Sabah harmony impresses world – CM
by Nancy Lai. Posted on May 31, 2012, Thursday
PENAMPANG: The annual Pesta Kaamatan or Harvest Festival is a celebration that has strengthened ties among the people, especially between the leaders and local communities, said Chief Minister Datuk Seri Musa Aman.
This is Sabah’s specialty which has impressed and sparked the curiosity of foreign leaders visiting the state, Musa said when officiating at the annual Traditional Sports Festival and the opening of the exhibition at the KDCA grounds here yesterday.
“Leaders from foreign countries are impressed when they see the harmony and how comfortably Sabahans celebrate the various celebrations and festivals in the state,” he said, adding that organizing annual events such as the Pesta Kaamatan is one way to preserve the traditions handed down by our ancestors.
Musa said it is important to preserve and conserve Sabah’s cultural uniqueness so that it will become a culture that is respected by all in the country.
“Our cultural diversity and uniqueness is also a tourist attraction and this in turn auger well for the state’s progress and number of tourist arrivals to Sabah,” he said.
The ability of Sabah’s different races and cultures to live in peace and harmony also reflects the political stability in the state and country, Musa said, adding that this is one of the main attractions for investors to come to Sabah and Malaysia.

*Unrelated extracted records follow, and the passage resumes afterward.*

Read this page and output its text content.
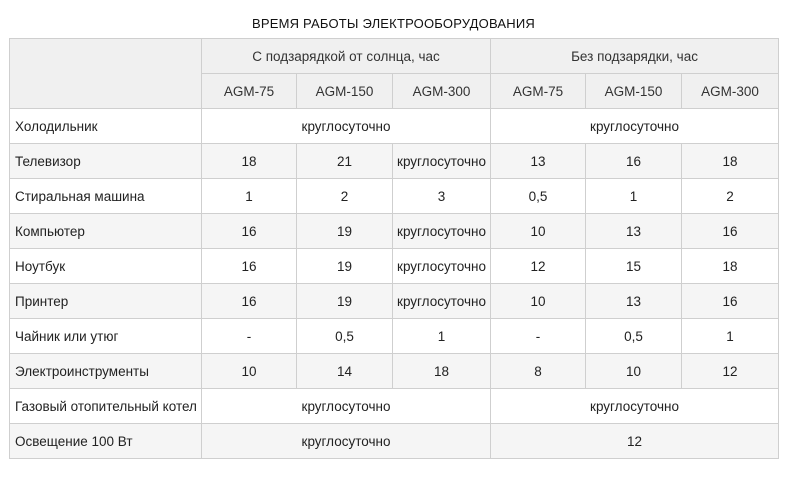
ВРЕМЯ РАБОТЫ ЭЛЕКТРООБОРУДОВАНИЯ
	С подзарядкой от солнца, час			Без подзарядки, час		
	AGM-75	AGM-150	AGM-300	AGM-75	AGM-150	AGM-300
Холодильник	круглосуточно			круглосуточно		
Телевизор	18	21	круглосуточно	13	16	18
Стиральная машина	1	2	3	0,5	1	2
Компьютер	16	19	круглосуточно	10	13	16
Ноутбук	16	19	круглосуточно	12	15	18
Принтер	16	19	круглосуточно	10	13	16
Чайник или утюг	-	0,5	1	-	0,5	1
Электроинструменты	10	14	18	8	10	12
Газовый отопительный котел	круглосуточно			круглосуточно		
Освещение 100 Вт	круглосуточно			12		
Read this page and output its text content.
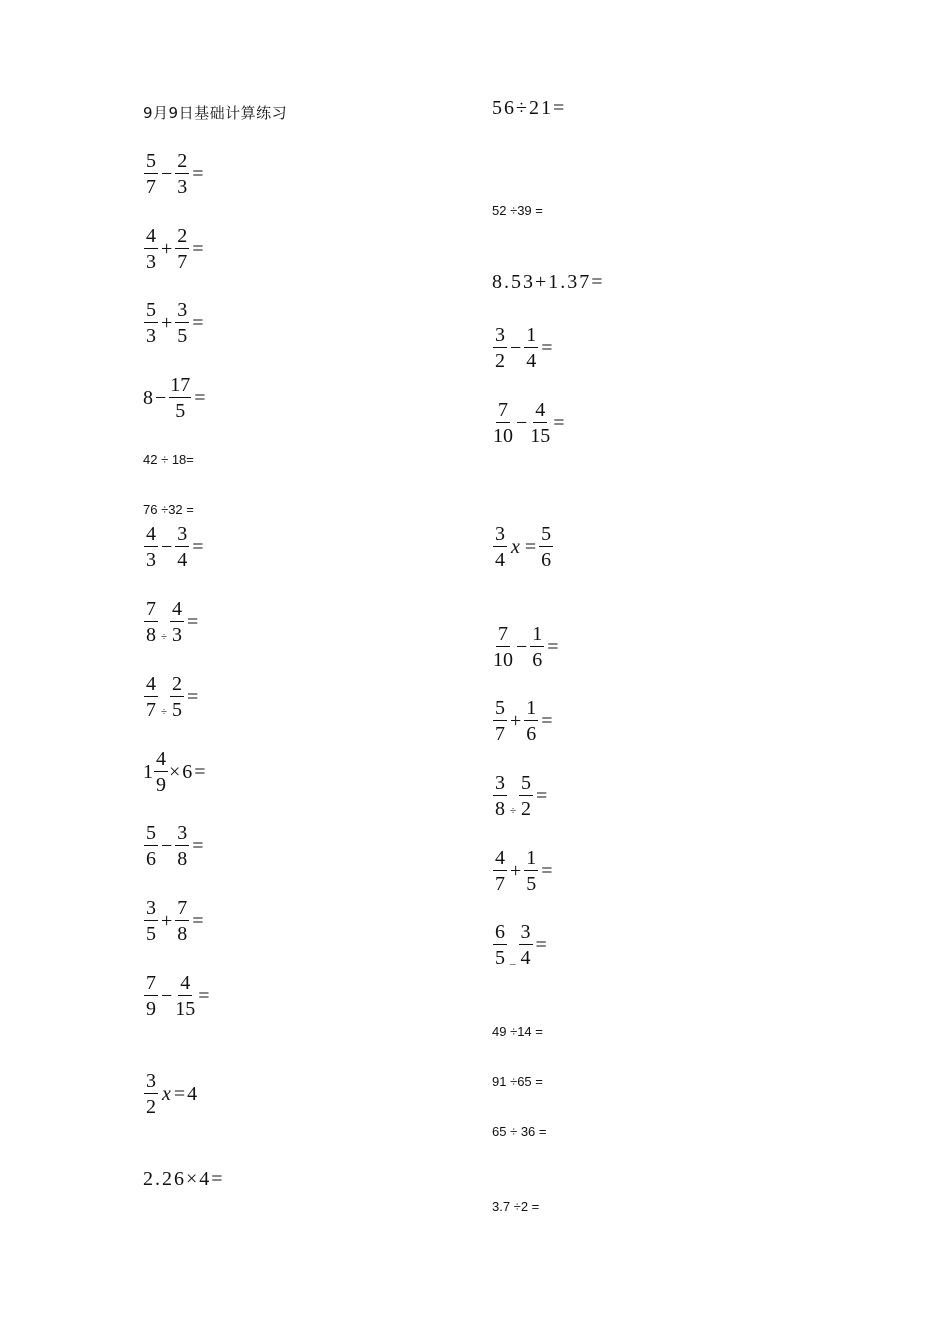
9月9日基础计算练习
$\frac{5}{7} - \frac{2}{3}$ =
$\frac{4}{3} + \frac{2}{7}$ =
$\frac{5}{3} + \frac{3}{5}$ =
$8 - \frac{17}{5}$ =
42 ÷ 18=
76 ÷32 =
$\frac{4}{3} - \frac{3}{4}$ =
$\frac{7}{8} \div \frac{4}{3}$ =
$\frac{4}{7} \div \frac{2}{5}$ =
$1 \frac{4}{9} \times 6=$
$\frac{5}{6} - \frac{3}{8}$ =
$\frac{3}{5} + \frac{7}{8}$ =
$\frac{7}{9} - \frac{4}{15}$ =
$\frac{3}{2}$ x =4
2.26×4=
56÷21=
52 ÷39 =
8.53+1.37=
$\frac{3}{2} - \frac{1}{4}$ =
$\frac{7}{10} - \frac{4}{15}$ =
$\frac{3}{4}$ $x = \frac{5}{6}$
$\frac{7}{10} - \frac{1}{6}$ =
$\frac{5}{7} + \frac{1}{6}$ =
$\frac{3}{8} \div \frac{5}{2}$ =
$\frac{4}{7} + \frac{1}{5}$ =
$\frac{6}{5}$ _ $\frac{3}{4}$ =
49 ÷14 =
91 ÷65 =
65 ÷ 36 =
3.7 ÷2 =
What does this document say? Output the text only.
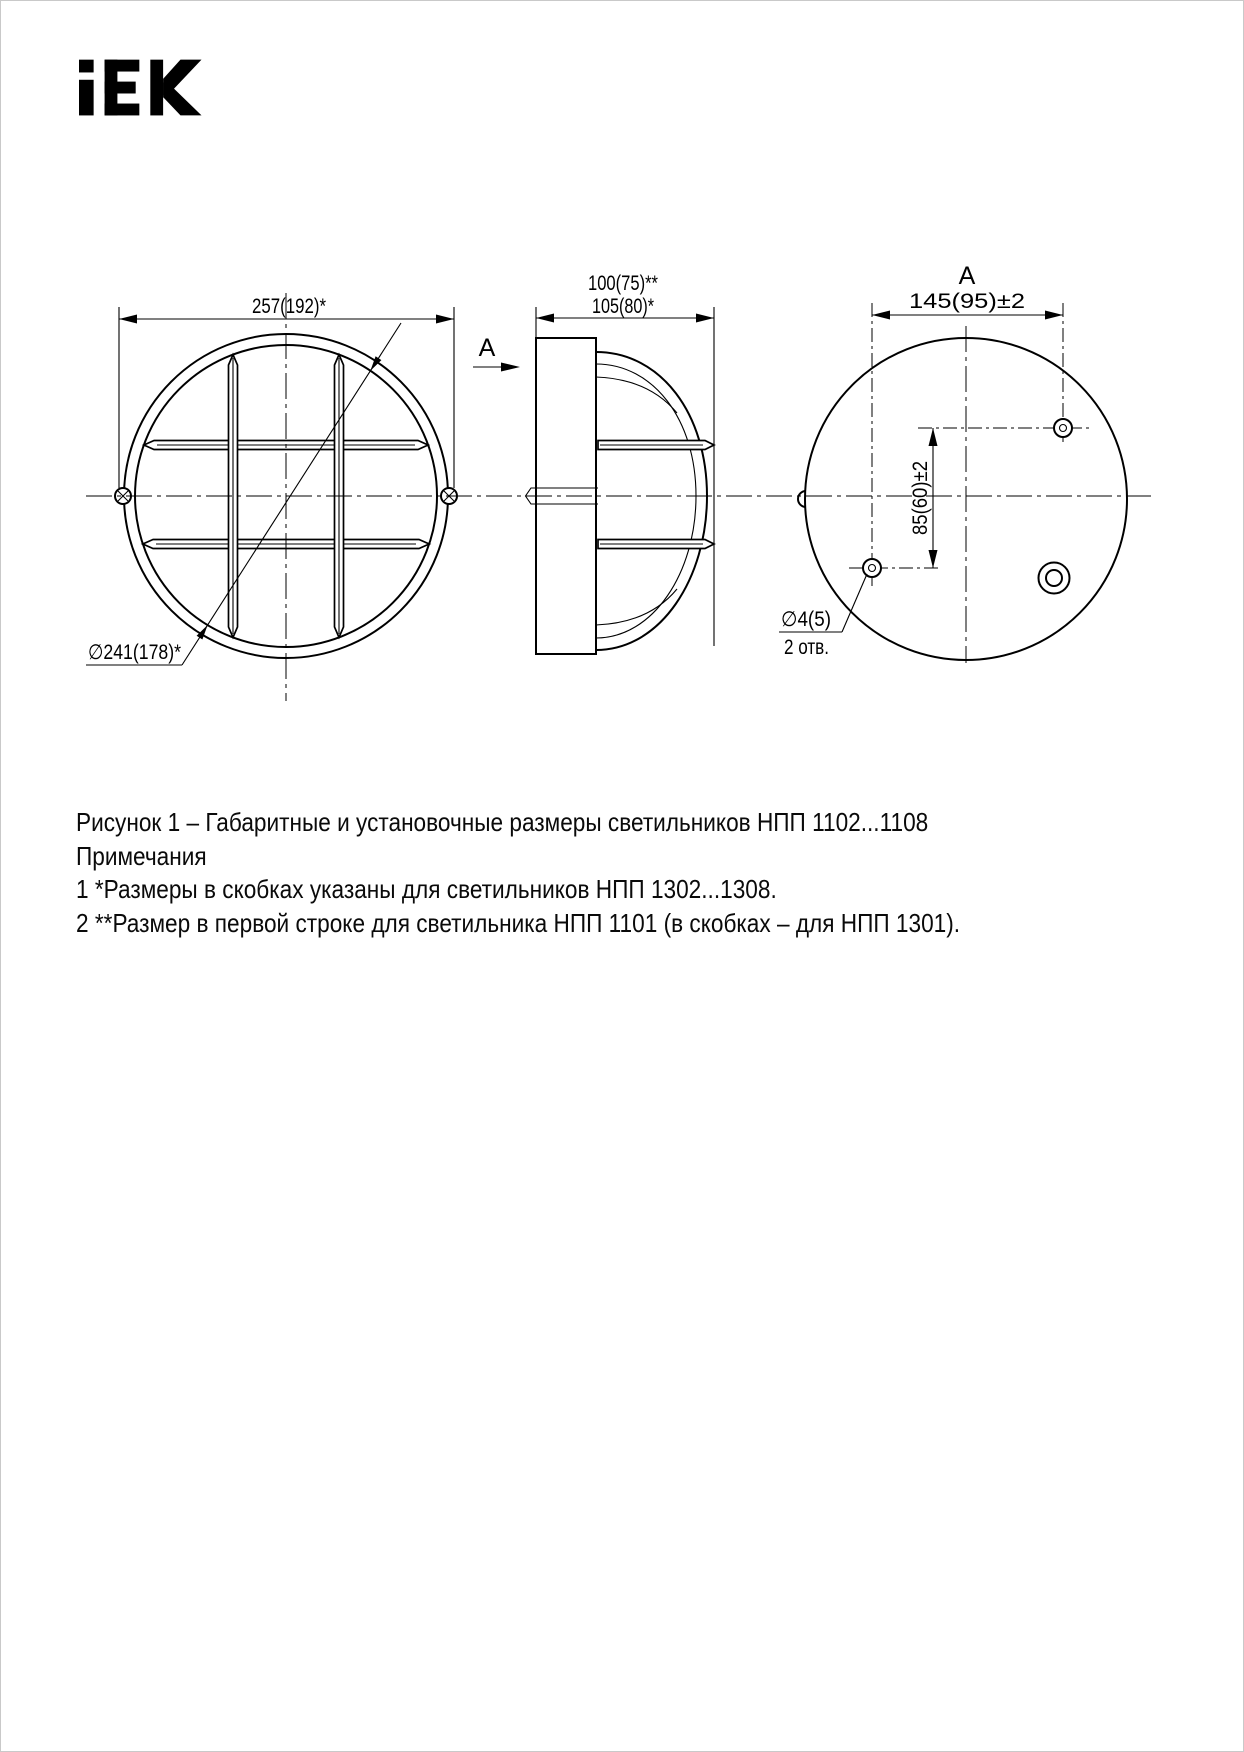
257(192)*
∅241(178)*
A
100(75)**
105(80)*
A
145(95)±2
85(60)±2
∅4(5)
2 отв.

Рисунок 1 – Габаритные и установочные размеры светильников НПП 1102...1108

Примечания

1 *Размеры в скобках указаны для светильников НПП 1302...1308.

2 **Размер в первой строке для светильника НПП 1101 (в скобках – для НПП 1301).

“For example, a US based company has decided to invest RM2 billion in a lobster farming project in Sabah’s east coast and they told me that they chose Sabah because of its beauty, political stability, huge potential, friendly people and good administration,” he said.
“I am proud to hear such praises from the investors as this shows their high opinion of Sabah and its people,” he said.
Musa also assured the organizing committee of the annual Pesta Kaamatan celebrations that its request for additional allocation to cover the cost of the event ‘can be discussed and can be approved”.